Angie laughs through her tears. “Damn, English, you scared the hell outta me, but I am sure glad to see you. Took you long enough.”

“Not so long, sweet darling,” Peggy says, and kisses her. It’s the first time she’s been able to properly kiss her without the weight of imminent danger and fear looming, and it makes it all the better. “You seem well.”

“I am now,” she replies. “I’ve been worried about you. I saw the news about that guy Stark getting cleared, and they mentioned your name but there wasn’t a picture. Said it was some weird mistake and that you were just a phone operator who got sucked into the case.”

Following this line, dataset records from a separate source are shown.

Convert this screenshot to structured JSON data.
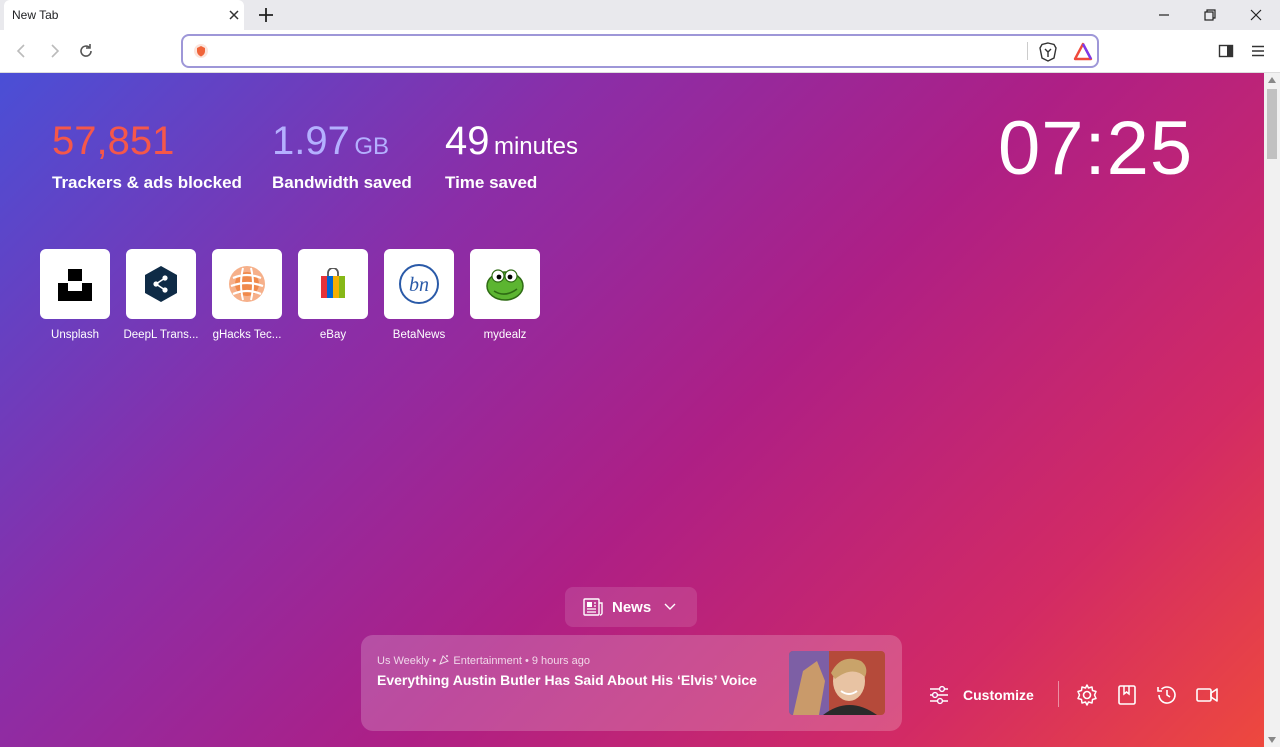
{
  "tab": {
    "title": "New Tab"
  },
  "address_bar": {
    "value": ""
  },
  "stats": [
    {
      "value": "57,851",
      "unit": "",
      "label": "Trackers & ads blocked",
      "color": "#f5574a"
    },
    {
      "value": "1.97",
      "unit": "GB",
      "label": "Bandwidth saved",
      "color": "#b4b0ff"
    },
    {
      "value": "49",
      "unit": "minutes",
      "label": "Time saved",
      "color": "#ffffff"
    }
  ],
  "clock": "07:25",
  "top_sites": [
    {
      "label": "Unsplash",
      "icon": "unsplash-logo"
    },
    {
      "label": "DeepL Trans...",
      "icon": "deepl-logo"
    },
    {
      "label": "gHacks Tec...",
      "icon": "ghacks-logo"
    },
    {
      "label": "eBay",
      "icon": "ebay-bag-logo"
    },
    {
      "label": "BetaNews",
      "icon": "betanews-logo"
    },
    {
      "label": "mydealz",
      "icon": "mydealz-logo"
    }
  ],
  "news_button": {
    "label": "News"
  },
  "news_card": {
    "source": "Us Weekly",
    "category": "Entertainment",
    "age": "9 hours ago",
    "headline": "Everything Austin Butler Has Said About His ‘Elvis’ Voice"
  },
  "customize": {
    "label": "Customize"
  },
  "colors": {
    "accent_orange": "#f5574a",
    "accent_lavender": "#b4b0ff",
    "url_border": "#9e97d8"
  }
}
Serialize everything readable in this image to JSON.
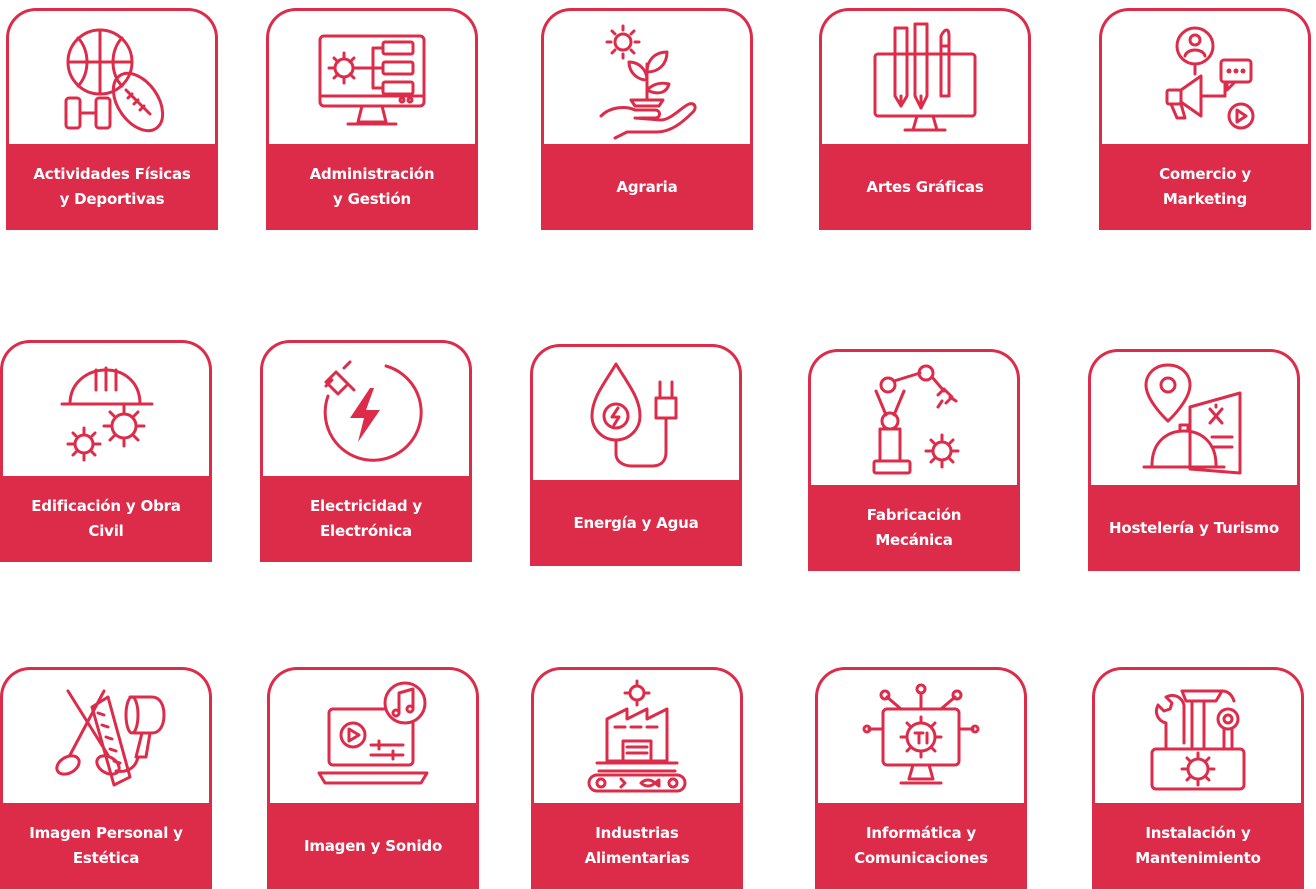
{
  "brand_color": "#dc2c4a",
  "families": [
    {
      "label": "Actividades Físicas\ny Deportivas",
      "icon": "sports-balls-icon"
    },
    {
      "label": "Administración\ny Gestión",
      "icon": "monitor-gear-flowchart-icon"
    },
    {
      "label": "Agraria",
      "icon": "hand-plant-sun-icon"
    },
    {
      "label": "Artes Gráficas",
      "icon": "monitor-pencils-icon"
    },
    {
      "label": "Comercio y\nMarketing",
      "icon": "megaphone-user-chat-icon"
    },
    {
      "label": "Edificación y Obra\nCivil",
      "icon": "helmet-gears-icon"
    },
    {
      "label": "Electricidad y\nElectrónica",
      "icon": "plug-lightning-icon"
    },
    {
      "label": "Energía y Agua",
      "icon": "water-drop-plug-icon"
    },
    {
      "label": "Fabricación\nMecánica",
      "icon": "robotic-arm-gear-icon"
    },
    {
      "label": "Hostelería y Turismo",
      "icon": "location-cloche-menu-icon"
    },
    {
      "label": "Imagen Personal y\nEstética",
      "icon": "scissors-comb-hairdryer-icon"
    },
    {
      "label": "Imagen y Sonido",
      "icon": "laptop-video-music-icon"
    },
    {
      "label": "Industrias\nAlimentarias",
      "icon": "factory-conveyor-icon"
    },
    {
      "label": "Informática y\nComunicaciones",
      "icon": "monitor-network-gear-icon"
    },
    {
      "label": "Instalación y\nMantenimiento",
      "icon": "toolbox-tools-icon"
    }
  ]
}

“Indeed. It’s part of my cover, although it may be a while until they send me on any missions for a time. I want the furor to die down a bit before putting myself out there again.”

“Well, you won’t get any complaints from me.” Angie leans in for another kiss. “I missed you so much, Pegs. I hope that’s okay.”

“Of course it is. It’s more than okay. I missed you too. I thought of you all the time.” She had, far more than she’d anticipated. Fantasies of Angie had filled Peggy’s days and nights, not to mention her dreams.

“You did?” Angie almost seems surprised when Peggy nods. “That’s nice. You know what I thought about most while you were gone?”


“That dance you promised, and when I’d get to have it.”

Peggy strokes Angie’s cheek, then kisses the same path her fingers take. “I don’t know that I’m up for a dance out in the city, but I wouldn’t mind taking a turn about the floor right here. We’ve got a radio, and I brought some bread and cheese and a nice bottle of wine.” She swallows. “We can stay in for the night.”

Angie’s breath is unsteady in Peggy’s ear. “That sounds real good, English. You sure know how to plan ahead.”

“I always do.”

Peggy reaches back and turns the radio up. The song is nice and slow, so they dance.